Guardian: Oscar Pistorius will be freed on bail pending his murder trial. This is a liveblog. No stories are up yet. ...
... Update: Al Jazeera has the story here.
New York Times: "The European Commission delivered a bleak assessment Friday of Europe's economic prospects, saying that growth would be just 0.1 percent in the 27-nation European Union in 2013 and that the 17-nation euro zone would shrink 0.3 percent over the same period. The downbeat forecast, coming a day after data showed a slump in business activity in the euro area worsened unexpectedly this month, added to perceptions that Europe is continuing to struggle with the dual burdens of trying to stimulate growth while cutting spending to pare deficits and balance budgets."
Reuters: "A major winter storm headed northeast into the U.S. Great Lakes on Friday and threatened New England after blanketing states from Minnesota to Ohio with blinding snow, sleet and freezing rain. The storm dumped more than a foot of snow in Kansas on Thursday, forcing airports to cancel hundreds of flights and stranding motorists on highways."

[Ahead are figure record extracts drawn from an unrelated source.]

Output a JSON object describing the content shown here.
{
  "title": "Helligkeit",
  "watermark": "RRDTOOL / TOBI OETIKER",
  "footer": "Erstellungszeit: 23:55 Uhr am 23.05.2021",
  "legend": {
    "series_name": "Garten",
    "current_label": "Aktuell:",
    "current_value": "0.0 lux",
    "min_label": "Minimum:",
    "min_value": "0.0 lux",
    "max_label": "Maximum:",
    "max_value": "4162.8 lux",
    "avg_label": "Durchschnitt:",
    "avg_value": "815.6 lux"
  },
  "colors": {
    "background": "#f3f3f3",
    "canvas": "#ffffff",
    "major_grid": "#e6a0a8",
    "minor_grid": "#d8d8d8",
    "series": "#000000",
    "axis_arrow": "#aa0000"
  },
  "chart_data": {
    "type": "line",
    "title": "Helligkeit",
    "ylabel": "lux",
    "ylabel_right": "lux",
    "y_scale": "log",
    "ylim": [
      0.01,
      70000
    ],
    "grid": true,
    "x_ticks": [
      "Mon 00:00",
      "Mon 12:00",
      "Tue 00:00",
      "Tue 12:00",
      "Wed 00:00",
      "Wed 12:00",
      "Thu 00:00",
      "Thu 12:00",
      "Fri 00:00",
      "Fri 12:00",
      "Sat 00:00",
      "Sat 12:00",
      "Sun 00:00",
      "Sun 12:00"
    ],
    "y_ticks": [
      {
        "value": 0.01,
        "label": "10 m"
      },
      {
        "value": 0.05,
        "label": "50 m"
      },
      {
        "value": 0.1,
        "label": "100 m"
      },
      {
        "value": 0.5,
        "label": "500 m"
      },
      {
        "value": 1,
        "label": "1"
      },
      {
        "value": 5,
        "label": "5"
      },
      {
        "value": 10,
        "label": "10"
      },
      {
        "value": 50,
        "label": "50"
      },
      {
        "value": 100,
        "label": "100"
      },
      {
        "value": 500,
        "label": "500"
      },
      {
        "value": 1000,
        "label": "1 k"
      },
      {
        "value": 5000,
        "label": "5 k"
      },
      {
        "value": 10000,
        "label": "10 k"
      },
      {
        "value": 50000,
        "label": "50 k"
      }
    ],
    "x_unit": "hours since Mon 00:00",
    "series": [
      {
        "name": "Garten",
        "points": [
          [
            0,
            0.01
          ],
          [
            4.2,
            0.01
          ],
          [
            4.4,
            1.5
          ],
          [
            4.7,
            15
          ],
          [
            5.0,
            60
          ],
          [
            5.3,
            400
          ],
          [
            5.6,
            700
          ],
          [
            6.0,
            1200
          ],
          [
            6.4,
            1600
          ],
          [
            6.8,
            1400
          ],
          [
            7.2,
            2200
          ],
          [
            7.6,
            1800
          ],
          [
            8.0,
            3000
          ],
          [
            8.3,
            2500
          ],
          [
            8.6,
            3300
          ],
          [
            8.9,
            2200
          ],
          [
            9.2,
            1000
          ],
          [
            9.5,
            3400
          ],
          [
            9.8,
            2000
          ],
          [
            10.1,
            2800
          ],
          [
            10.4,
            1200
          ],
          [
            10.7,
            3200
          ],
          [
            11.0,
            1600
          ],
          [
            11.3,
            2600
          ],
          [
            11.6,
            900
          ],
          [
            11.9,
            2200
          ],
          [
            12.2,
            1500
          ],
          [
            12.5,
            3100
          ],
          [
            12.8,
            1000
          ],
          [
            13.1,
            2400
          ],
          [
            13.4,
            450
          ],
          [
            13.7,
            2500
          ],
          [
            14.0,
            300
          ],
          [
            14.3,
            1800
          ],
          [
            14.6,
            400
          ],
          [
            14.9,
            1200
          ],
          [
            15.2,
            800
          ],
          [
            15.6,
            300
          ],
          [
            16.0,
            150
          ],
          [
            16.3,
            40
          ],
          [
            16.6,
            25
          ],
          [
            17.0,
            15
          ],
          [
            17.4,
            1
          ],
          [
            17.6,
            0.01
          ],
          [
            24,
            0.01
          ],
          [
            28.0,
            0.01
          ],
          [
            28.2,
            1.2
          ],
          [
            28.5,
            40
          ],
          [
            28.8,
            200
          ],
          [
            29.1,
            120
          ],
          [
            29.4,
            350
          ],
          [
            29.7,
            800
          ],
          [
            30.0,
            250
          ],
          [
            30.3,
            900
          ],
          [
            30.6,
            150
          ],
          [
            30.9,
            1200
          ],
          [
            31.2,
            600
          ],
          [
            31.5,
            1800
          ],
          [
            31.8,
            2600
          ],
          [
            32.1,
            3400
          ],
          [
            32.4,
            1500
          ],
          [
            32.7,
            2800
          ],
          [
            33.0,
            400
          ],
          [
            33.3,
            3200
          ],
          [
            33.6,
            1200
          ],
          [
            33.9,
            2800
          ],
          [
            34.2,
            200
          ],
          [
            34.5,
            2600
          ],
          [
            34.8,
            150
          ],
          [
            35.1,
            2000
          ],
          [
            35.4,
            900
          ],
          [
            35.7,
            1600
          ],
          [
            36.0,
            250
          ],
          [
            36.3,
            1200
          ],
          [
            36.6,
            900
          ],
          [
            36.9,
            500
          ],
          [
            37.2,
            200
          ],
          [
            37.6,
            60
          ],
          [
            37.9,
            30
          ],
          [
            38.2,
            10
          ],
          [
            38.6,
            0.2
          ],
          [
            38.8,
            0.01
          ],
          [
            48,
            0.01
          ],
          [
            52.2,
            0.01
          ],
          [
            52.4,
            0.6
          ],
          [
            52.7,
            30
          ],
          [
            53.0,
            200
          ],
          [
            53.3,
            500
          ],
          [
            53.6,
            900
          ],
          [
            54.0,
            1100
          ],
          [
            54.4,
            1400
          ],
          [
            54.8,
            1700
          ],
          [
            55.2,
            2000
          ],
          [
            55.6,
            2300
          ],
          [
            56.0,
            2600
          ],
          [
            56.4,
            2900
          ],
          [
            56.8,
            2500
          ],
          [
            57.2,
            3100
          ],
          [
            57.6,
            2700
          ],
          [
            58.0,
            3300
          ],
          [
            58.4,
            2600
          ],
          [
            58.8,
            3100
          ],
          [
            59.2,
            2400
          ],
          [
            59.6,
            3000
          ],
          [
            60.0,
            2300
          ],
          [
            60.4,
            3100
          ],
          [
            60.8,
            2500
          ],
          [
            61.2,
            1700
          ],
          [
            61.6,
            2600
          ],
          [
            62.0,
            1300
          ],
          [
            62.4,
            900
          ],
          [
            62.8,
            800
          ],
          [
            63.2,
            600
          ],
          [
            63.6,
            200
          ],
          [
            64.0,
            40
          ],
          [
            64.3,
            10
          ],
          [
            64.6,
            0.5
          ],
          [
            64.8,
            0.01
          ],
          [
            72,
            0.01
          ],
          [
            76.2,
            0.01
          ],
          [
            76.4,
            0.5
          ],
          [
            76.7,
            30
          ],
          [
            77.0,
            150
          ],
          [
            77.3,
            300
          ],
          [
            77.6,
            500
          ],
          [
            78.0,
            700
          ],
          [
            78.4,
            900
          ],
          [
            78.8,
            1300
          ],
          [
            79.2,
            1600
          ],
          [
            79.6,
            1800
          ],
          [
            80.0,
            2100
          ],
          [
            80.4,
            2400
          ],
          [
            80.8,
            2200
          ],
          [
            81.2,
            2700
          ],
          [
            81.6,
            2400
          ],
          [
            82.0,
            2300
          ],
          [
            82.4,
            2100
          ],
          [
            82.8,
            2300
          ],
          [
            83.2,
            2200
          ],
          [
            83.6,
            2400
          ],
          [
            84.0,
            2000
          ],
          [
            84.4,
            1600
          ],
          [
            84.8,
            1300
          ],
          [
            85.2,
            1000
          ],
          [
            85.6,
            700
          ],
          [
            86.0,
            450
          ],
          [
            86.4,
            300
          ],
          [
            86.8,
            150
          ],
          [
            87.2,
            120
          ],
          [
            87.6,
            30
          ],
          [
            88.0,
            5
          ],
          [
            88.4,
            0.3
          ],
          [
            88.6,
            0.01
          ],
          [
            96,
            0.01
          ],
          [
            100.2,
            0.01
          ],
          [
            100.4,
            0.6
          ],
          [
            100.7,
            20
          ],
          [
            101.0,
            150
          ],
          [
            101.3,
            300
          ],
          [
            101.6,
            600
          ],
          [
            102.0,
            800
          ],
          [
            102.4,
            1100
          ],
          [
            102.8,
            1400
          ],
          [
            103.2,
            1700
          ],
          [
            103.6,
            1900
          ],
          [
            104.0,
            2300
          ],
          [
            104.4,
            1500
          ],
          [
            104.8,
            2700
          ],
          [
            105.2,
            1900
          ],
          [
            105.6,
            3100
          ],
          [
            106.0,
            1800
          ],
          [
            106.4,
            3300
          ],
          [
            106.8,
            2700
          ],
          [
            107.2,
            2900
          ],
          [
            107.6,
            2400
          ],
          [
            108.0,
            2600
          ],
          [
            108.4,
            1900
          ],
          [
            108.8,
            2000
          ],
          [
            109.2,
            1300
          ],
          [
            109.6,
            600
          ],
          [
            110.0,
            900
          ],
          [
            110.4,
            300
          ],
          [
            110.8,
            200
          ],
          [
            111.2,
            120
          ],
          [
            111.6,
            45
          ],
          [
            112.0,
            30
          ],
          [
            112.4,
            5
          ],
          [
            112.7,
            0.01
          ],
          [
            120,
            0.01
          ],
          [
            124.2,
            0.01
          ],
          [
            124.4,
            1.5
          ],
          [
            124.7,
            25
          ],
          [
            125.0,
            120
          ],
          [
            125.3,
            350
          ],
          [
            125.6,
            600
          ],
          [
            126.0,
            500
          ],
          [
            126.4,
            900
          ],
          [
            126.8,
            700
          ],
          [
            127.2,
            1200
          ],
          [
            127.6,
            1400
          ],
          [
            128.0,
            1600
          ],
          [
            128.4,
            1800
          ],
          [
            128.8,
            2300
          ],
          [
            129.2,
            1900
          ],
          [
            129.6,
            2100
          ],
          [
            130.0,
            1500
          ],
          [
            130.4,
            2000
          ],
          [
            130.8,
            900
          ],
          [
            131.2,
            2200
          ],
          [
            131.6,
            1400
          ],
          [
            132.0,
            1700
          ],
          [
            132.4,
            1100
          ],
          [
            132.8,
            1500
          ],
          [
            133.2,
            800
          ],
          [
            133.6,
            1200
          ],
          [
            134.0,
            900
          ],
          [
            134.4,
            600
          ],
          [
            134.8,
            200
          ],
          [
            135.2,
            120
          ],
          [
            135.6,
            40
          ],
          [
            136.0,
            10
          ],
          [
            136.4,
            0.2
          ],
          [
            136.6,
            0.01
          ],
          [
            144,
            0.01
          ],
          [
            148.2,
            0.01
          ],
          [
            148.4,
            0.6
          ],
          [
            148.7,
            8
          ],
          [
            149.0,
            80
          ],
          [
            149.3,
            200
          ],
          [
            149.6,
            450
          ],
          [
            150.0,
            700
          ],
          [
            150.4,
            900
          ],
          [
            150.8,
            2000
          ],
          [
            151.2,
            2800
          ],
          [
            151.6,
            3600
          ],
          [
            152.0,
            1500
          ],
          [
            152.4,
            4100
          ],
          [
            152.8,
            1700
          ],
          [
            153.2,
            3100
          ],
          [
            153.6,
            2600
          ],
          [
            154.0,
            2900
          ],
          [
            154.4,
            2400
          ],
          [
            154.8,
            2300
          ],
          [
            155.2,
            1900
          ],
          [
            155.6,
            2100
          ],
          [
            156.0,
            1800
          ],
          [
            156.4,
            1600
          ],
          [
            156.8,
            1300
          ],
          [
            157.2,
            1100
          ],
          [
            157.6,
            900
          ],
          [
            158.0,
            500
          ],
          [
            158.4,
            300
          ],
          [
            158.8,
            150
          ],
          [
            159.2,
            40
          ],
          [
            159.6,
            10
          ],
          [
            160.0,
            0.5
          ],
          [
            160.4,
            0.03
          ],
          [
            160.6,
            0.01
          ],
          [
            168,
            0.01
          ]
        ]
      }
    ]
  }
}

ABC News: "Rapper Kenny Clutch has been identified by Las Vegas police as the man killed in a drive-by shooting on the Vegas strip, which set off a multi-state manhunt for the black Range Rover from which the shots were fired. Clutch, whose real name is Kenneth Cherry Jr., was the victim of the Thursday morning shooting in the valet area of the Aria Resort and Casino. Three people were left dead and three injured in the attack, including two who died when their taxi was struck by the careening sports car and exploded into flames."